This is another Burdastyle pattern: the Charlie Bag. It’s technically a shopping bag, for groceries and the like, but I modified it to be my new purse. I made the pattern smaller and used a heavy, shiny twill for the outside and a charmeuse for the lining, with some nice contrasting yellow topstitching.
I have to admit I thought the lining would add more pizazz than it did…but I still use it everyday now. I actually really love it. It’s the perfect size.
But what’s really great about it is not only that it’s big enough that when I buy small things at the store I can say, “I don’t need a bag, thank you”, but really because I now buy less unnecessary things at the store. When I see that nice bag, pretty skirt, or a nice dress, I mostly think, “I think I could find enough patterns to cobble together to make something pretty damn close to that and therefore not have to spend more money than I have on it.”
That is a truly beautiful thing in the name of reducing my personal consumption. And it’s also a beautiful thing in the name of curbing my addiction to handing my money over to others for things I don’t need or even really want that much.
Sometimes I think many people (myself definitely included) forget that reducing consumption (and thus conserving precious natural resources) is the most important way to do the ever-so-sexy reducing our footprint thing (I say that sarcastically, but I’m thrilled people are all about it actually). While I don’t think it’s helpful to scare everyone with the concept of overhauling our entire lifestyle, I think most people are not against the idea of changing their behavior within reason…changing those lightbulbs, unplugging things when not using them, taking transit when the option is there, and so on. I also think people would not be against larger changes if planned and transitioned into properly. So what really gets me is people that think they’re progressive, that they “get it”, by simply acknowledging that climate change is a problem — that it actually exists, but then refuse to make those changes that so many other people are willing to make.
My case in point here is, well….Al Gore. Yes. Al Gore. Nobel peace prize be damned, that man has made my job (my actual rent-paying job) so much harder. Al Gore has done more for spreading the science of climate change than any individual and I more than appreciate that. However, when asked about his 10,000 square foot house, he seems to brush it off as some sort of inconsequential and understandable choice he’s made. As though one should just disconnect his crusade from him and have sympathy for his inability to put outrageously extravagant personal desire aside. Instead he offers electric cars and the equivalent of $1/gallon gas as the bright solution, so he and many other auto-addicted Americans can maintain their current lifestyles.
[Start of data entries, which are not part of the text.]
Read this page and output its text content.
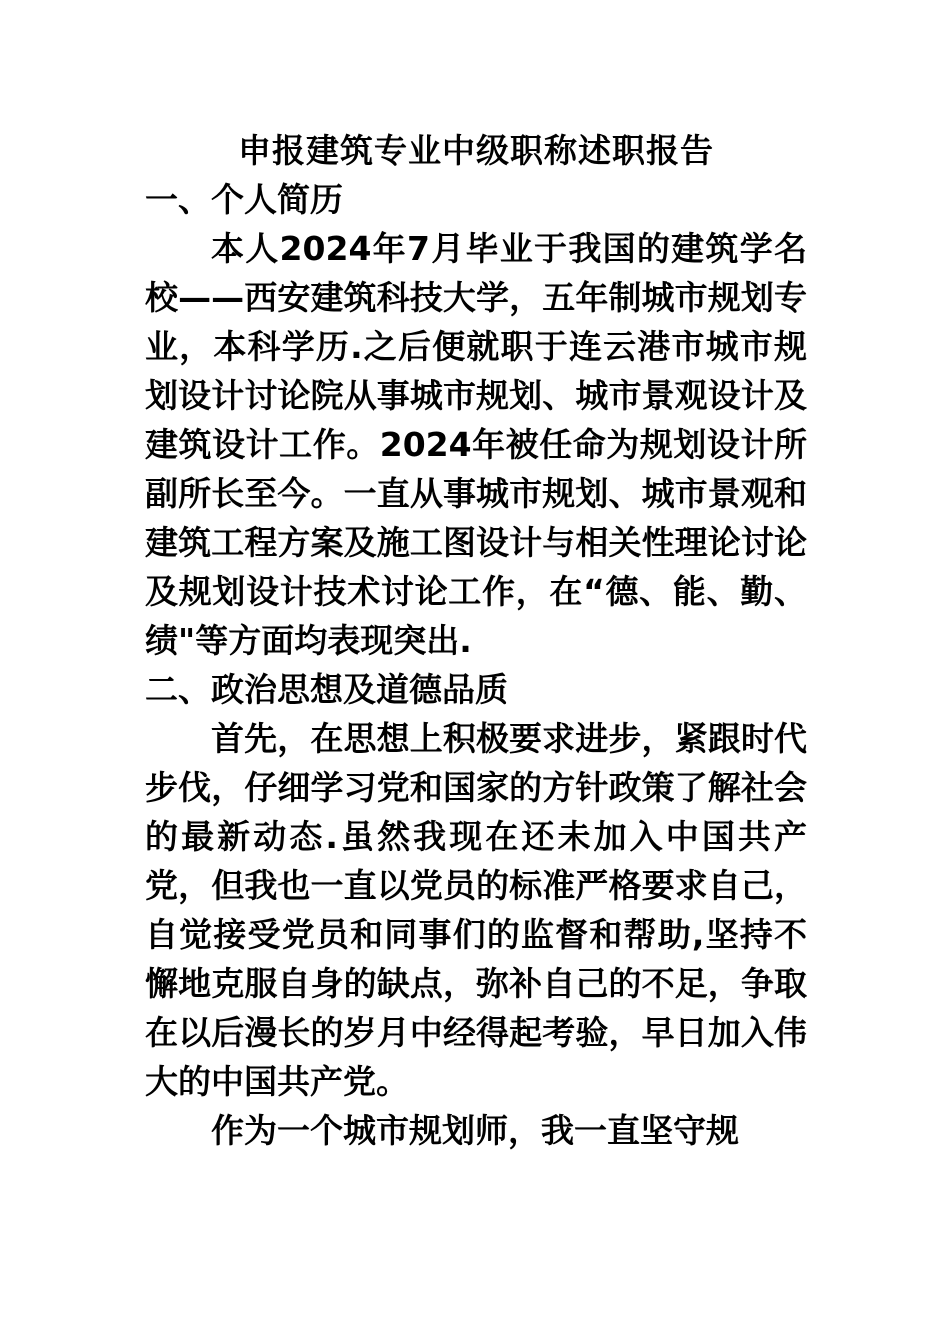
申报建筑专业中级职称述职报告
一、个人简历

本人2024年7月毕业于我国的建筑学名校——西安建筑科技大学，五年制城市规划专业，本科学历.之后便就职于连云港市城市规划设计讨论院从事城市规划、城市景观设计及建筑设计工作。2024年被任命为规划设计所副所长至今。一直从事城市规划、城市景观和建筑工程方案及施工图设计与相关性理论讨论及规划设计技术讨论工作，在“德、能、勤、绩"等方面均表现突出.

二、政治思想及道德品质

首先，在思想上积极要求进步，紧跟时代步伐，仔细学习党和国家的方针政策了解社会的最新动态.虽然我现在还未加入中国共产党，但我也一直以党员的标准严格要求自己，自觉接受党员和同事们的监督和帮助,坚持不懈地克服自身的缺点，弥补自己的不足，争取在以后漫长的岁月中经得起考验，早日加入伟大的中国共产党。

作为一个城市规划师，我一直坚守规
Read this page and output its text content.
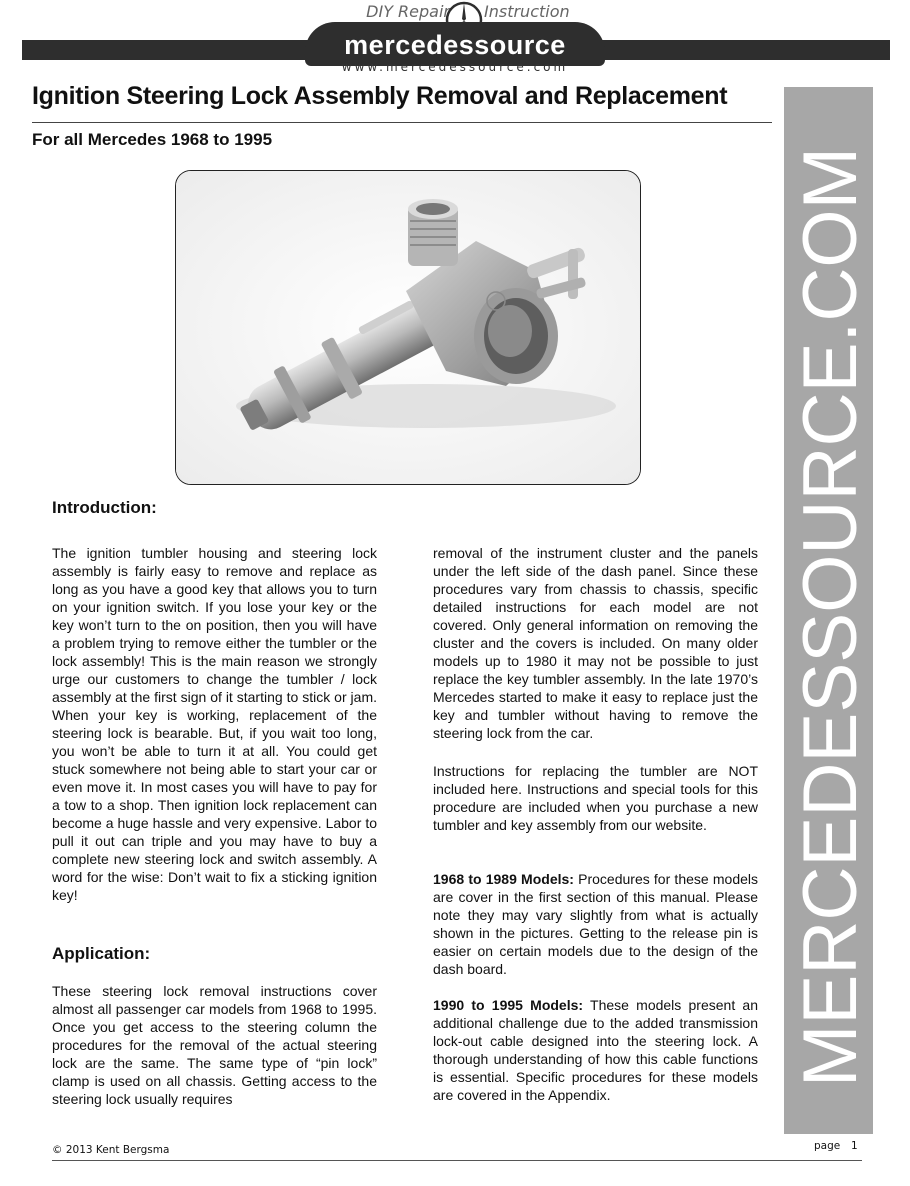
DIY Repair Instruction
mercedessource
www.mercedessource.com
Ignition Steering Lock Assembly Removal and Replacement
For all Mercedes 1968 to 1995	MERCEDESSOURCE.COM
Introduction:

The ignition tumbler housing and steering lock assembly is fairly easy to remove and replace as long as you have a good key that allows you to turn on your ignition switch. If you lose your key or the key won’t turn to the on position, then you will have a problem trying to remove either the tumbler or the lock assembly! This is the main reason we strongly urge our customers to change the tumbler / lock assembly at the first sign of it starting to stick or jam. When your key is working, replacement of the steering lock is bearable. But, if you wait too long, you won’t be able to turn it at all. You could get stuck somewhere not being able to start your car or even move it. In most cases you will have to pay for a tow to a shop. Then ignition lock replacement can become a huge hassle and very expensive. Labor to pull it out can triple and you may have to buy a complete new steering lock and switch assembly. A word for the wise: Don’t wait to fix a sticking ignition key!

Application:

These steering lock removal instructions cover almost all passenger car models from 1968 to 1995. Once you get access to the steering column the procedures for the removal of the actual steering lock are the same. The same type of “pin lock” clamp is used on all chassis. Getting access to the steering lock usually requires

removal of the instrument cluster and the panels under the left side of the dash panel. Since these procedures vary from chassis to chassis, specific detailed instructions for each model are not covered. Only general information on removing the cluster and the covers is included. On many older models up to 1980 it may not be possible to just replace the key tumbler assembly. In the late 1970’s Mercedes started to make it easy to replace just the key and tumbler without having to remove the steering lock from the car.

Instructions for replacing the tumbler are NOT included here. Instructions and special tools for this procedure are included when you purchase a new tumbler and key assembly from our website.

1968 to 1989 Models: Procedures for these models are cover in the first section of this manual. Please note they may vary slightly from what is actually shown in the pictures. Getting to the release pin is easier on certain models due to the design of the dash board.

1990 to 1995 Models: These models present an additional challenge due to the added transmission lock-out cable designed into the steering lock. A thorough understanding of how this cable functions is essential. Specific procedures for these models are covered in the Appendix.

© 2013 Kent Bergsma	page 1
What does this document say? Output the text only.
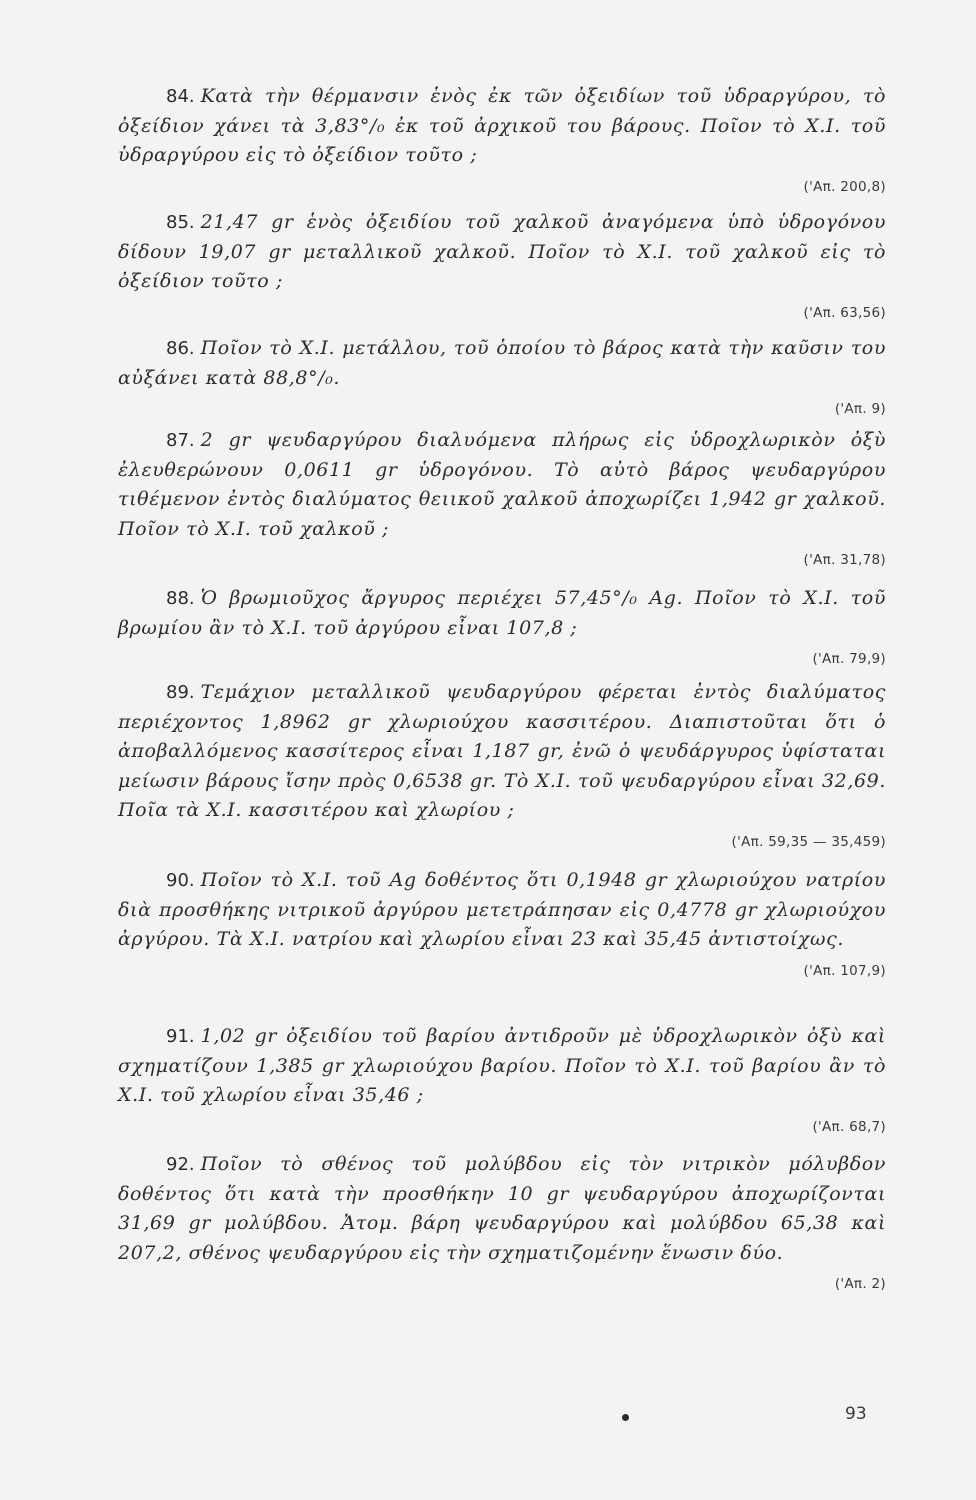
84. Κατὰ τὴν θέρμανσιν ἑνὸς ἐκ τῶν ὀξειδίων τοῦ ὑδραργύρου, τὸ ὀξείδιον χάνει τὰ 3,83°/₀ ἐκ τοῦ ἀρχικοῦ του βάρους. Ποῖον τὸ Χ.Ι. τοῦ ὑδραργύρου εἰς τὸ ὀξείδιον τοῦτο ;

('Απ. 200,8)

85. 21,47 gr ἑνὸς ὀξειδίου τοῦ χαλκοῦ ἀναγόμενα ὑπὸ ὑδρογόνου δίδουν 19,07 gr μεταλλικοῦ χαλκοῦ. Ποῖον τὸ Χ.Ι. τοῦ χαλκοῦ εἰς τὸ ὀξείδιον τοῦτο ;

('Απ. 63,56)

86. Ποῖον τὸ Χ.Ι. μετάλλου, τοῦ ὁποίου τὸ βάρος κατὰ τὴν καῦσιν του αὐξάνει κατὰ 88,8°/₀.

('Απ. 9)

87. 2 gr ψευδαργύρου διαλυόμενα πλήρως εἰς ὑδροχλωρικὸν ὀξὺ ἐλευθερώνουν 0,0611 gr ὑδρογόνου. Τὸ αὐτὸ βάρος ψευδαργύρου τιθέμενον ἐντὸς διαλύματος θειικοῦ χαλκοῦ ἀποχωρίζει 1,942 gr χαλκοῦ. Ποῖον τὸ Χ.Ι. τοῦ χαλκοῦ ;

('Απ. 31,78)

88. Ὁ βρωμιοῦχος ἄργυρος περιέχει 57,45°/₀ Ag. Ποῖον τὸ Χ.Ι. τοῦ βρωμίου ἂν τὸ Χ.Ι. τοῦ ἀργύρου εἶναι 107,8 ;

('Απ. 79,9)

89. Τεμάχιον μεταλλικοῦ ψευδαργύρου φέρεται ἐντὸς διαλύματος περιέχοντος 1,8962 gr χλωριούχου κασσιτέρου. Διαπιστοῦται ὅτι ὁ ἀποβαλλόμενος κασσίτερος εἶναι 1,187 gr, ἐνῶ ὁ ψευδάργυρος ὑφίσταται μείωσιν βάρους ἴσην πρὸς 0,6538 gr. Τὸ Χ.Ι. τοῦ ψευδαργύρου εἶναι 32,69. Ποῖα τὰ Χ.Ι. κασσιτέρου καὶ χλωρίου ;

('Απ. 59,35 — 35,459)

90. Ποῖον τὸ Χ.Ι. τοῦ Ag δοθέντος ὅτι 0,1948 gr χλωριούχου νατρίου διὰ προσθήκης νιτρικοῦ ἀργύρου μετετράπησαν εἰς 0,4778 gr χλωριούχου ἀργύρου. Τὰ Χ.Ι. νατρίου καὶ χλωρίου εἶναι 23 καὶ 35,45 ἀντιστοίχως.

('Απ. 107,9)

91. 1,02 gr ὀξειδίου τοῦ βαρίου ἀντιδροῦν μὲ ὑδροχλωρικὸν ὀξὺ καὶ σχηματίζουν 1,385 gr χλωριούχου βαρίου. Ποῖον τὸ Χ.Ι. τοῦ βαρίου ἂν τὸ Χ.Ι. τοῦ χλωρίου εἶναι 35,46 ;

('Απ. 68,7)

92. Ποῖον τὸ σθένος τοῦ μολύβδου εἰς τὸν νιτρικὸν μόλυβδον δοθέντος ὅτι κατὰ τὴν προσθήκην 10 gr ψευδαργύρου ἀποχωρίζονται 31,69 gr μολύβδου. Ἀτομ. βάρη ψευδαργύρου καὶ μολύβδου 65,38 καὶ 207,2, σθένος ψευδαργύρου εἰς τὴν σχηματιζομένην ἕνωσιν δύο.

('Απ. 2)
93
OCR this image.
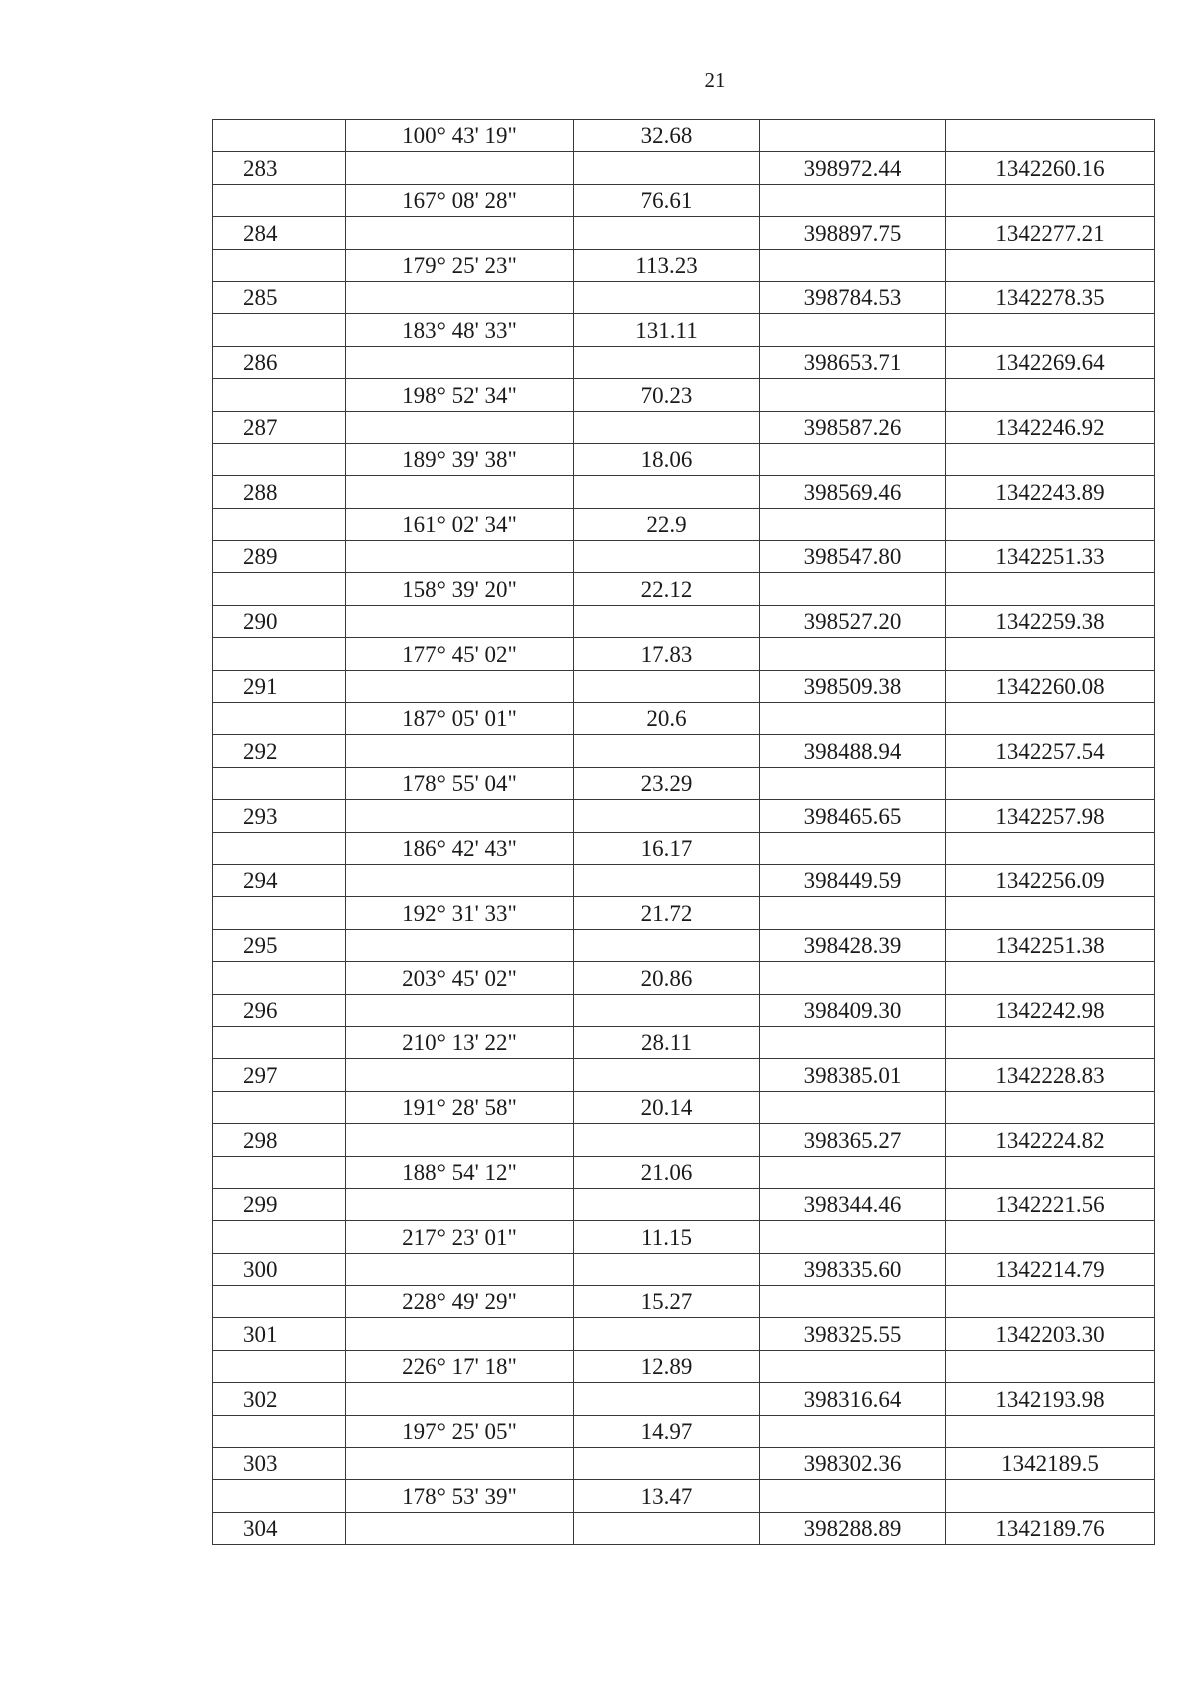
21
	100° 43' 19"	32.68		
283			398972.44	1342260.16
	167° 08' 28"	76.61		
284			398897.75	1342277.21
	179° 25' 23"	113.23		
285			398784.53	1342278.35
	183° 48' 33"	131.11		
286			398653.71	1342269.64
	198° 52' 34"	70.23		
287			398587.26	1342246.92
	189° 39' 38"	18.06		
288			398569.46	1342243.89
	161° 02' 34"	22.9		
289			398547.80	1342251.33
	158° 39' 20"	22.12		
290			398527.20	1342259.38
	177° 45' 02"	17.83		
291			398509.38	1342260.08
	187° 05' 01"	20.6		
292			398488.94	1342257.54
	178° 55' 04"	23.29		
293			398465.65	1342257.98
	186° 42' 43"	16.17		
294			398449.59	1342256.09
	192° 31' 33"	21.72		
295			398428.39	1342251.38
	203° 45' 02"	20.86		
296			398409.30	1342242.98
	210° 13' 22"	28.11		
297			398385.01	1342228.83
	191° 28' 58"	20.14		
298			398365.27	1342224.82
	188° 54' 12"	21.06		
299			398344.46	1342221.56
	217° 23' 01"	11.15		
300			398335.60	1342214.79
	228° 49' 29"	15.27		
301			398325.55	1342203.30
	226° 17' 18"	12.89		
302			398316.64	1342193.98
	197° 25' 05"	14.97		
303			398302.36	1342189.5
	178° 53' 39"	13.47		
304			398288.89	1342189.76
The renewable energy portion of his plan is fantastic, but the problem with this is that the traction that climate change gave advocates for compact, transit-oriented development almost vanishes when people can point to the most famous climate change advocate and say they’re being told by environmentalists themselves that nothing needs to change (with transportation at least) except the engine in our cars. Advocates for walkable neighborhoods and compact development aren’t just advocates because of the climate change benefits — there are many benefits associated with this kind of development: lower energy consumption from denser development (less heating and cooling per person as opposed to heating and cooling 10,000 square feet just for Al and Tipper), which clearly does have climate change benefits; an urban form that people can connect to outside of an automotive bubble; the ability to walk and bike places and thus stave off that ever-present issue of obesity and diabetes; freedom for children and the elderly to get around their neighborhoods without depending on people aged 20-60, who I think can be overwhelmed as chauffeurs in the current suburban reality; and a more vibrant place to live in where people may actually see their neighbors and pass them on a walk through the neighborhood, sort of like my neighborhood now, which is not some crazy Manhattan-like zoo riddled with high-rises and concrete, but a place that probably resembles a 50s suburb more than that oppressive, intimidating city so many people are turned off by.
So now, when people I already have to argue with about climate change solutions can point to Al Gore and say, “Look, we don’t have to change a damn thing, we can still get fat and overuse because electric cars will save the day” I can only sigh and begin the tirade all over again…
Why must each crisis be fixed with tunnel vision?